Using an ethanol-liquid-diet-fed rat model of alcohol fatty liver disease (AFLD), we studied the effects of carvedilol, which can block the SNS completely via β1, β2, and α1 adrenergic receptors, on the sympathetic tone, hepatosteatosis, and fibrosis based on histological, immunohistochemical, Western blot, and reverse transcriptase polymerase chain reaction analyses.
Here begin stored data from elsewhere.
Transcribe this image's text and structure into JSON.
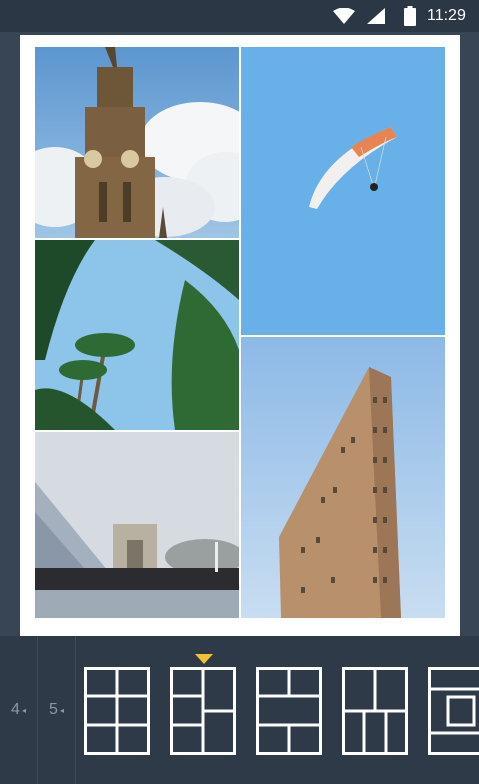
{
  "status_bar": {
    "time": "11:29",
    "icons": [
      "wifi-icon",
      "signal-icon",
      "battery-icon"
    ]
  },
  "collage": {
    "photos": [
      {
        "name": "photo-cathedral-tower",
        "subject": "cathedral-tower"
      },
      {
        "name": "photo-paraglider",
        "subject": "paraglider"
      },
      {
        "name": "photo-palm-trees",
        "subject": "palm-trees"
      },
      {
        "name": "photo-louvre-pyramid",
        "subject": "louvre-pyramid"
      },
      {
        "name": "photo-flatiron-building",
        "subject": "flatiron-building"
      }
    ]
  },
  "bottom_bar": {
    "photo_counts": [
      {
        "label": "4",
        "arrow": "◂"
      },
      {
        "label": "5",
        "arrow": "◂"
      }
    ],
    "selected_layout_index": 1,
    "layout_count_visible": 5
  },
  "colors": {
    "background": "#3a4758",
    "status_bar": "#2c3746",
    "bottom_bar": "#2f3a49",
    "layout_outline": "#ffffff",
    "selection_marker": "#f2c230",
    "count_text": "#8d97a5"
  }
}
Carvedilol inhibited the ethanol-induced whole-body and hepatic sympathetic activities based on the serum 3-methoxy-4-hydroxyphenylglycol level and hepatic tyrosine hydroxylase expression. Carvedilol attenuated the hepatosteatosis, as evidenced by reduced hepatic triglyceride level and the accumulation of fatty droplets within hepatocytes, down-regulated fatty acid synthase and sterol regulatory element binding protein-1, and up-regulated peroxisome proliferator-activated receptor-α. No fibrosis signs were shown in our rat model. Carvedilol inhibited ethanol-induced the thickening of zone 3 vessel walls, reduced the activation of hepatic stellate cells (HSCs), and decreased the induction of collagen, transforming growth factor β1, and tissue inhibitor of metalloproteinases-1. Tumor necrosis factor α (TNF-α) was expressed on the activated HSCs and inhibited by carvedilol based on the immunohistochemical double staining analysis.
Ethanol metabolism-induced lipogenesis may trigger the SNS-activated HSCs feedback loop, and then induct the activated HSCs and the activated HSCs–derived TNF-α, the mediator of lipogenesis, overproduction. Carvedilol may block this feedback loop via antisympathetic activity and demonstrate its preventive role on the development of hepatosteatosis in rat with AFLD.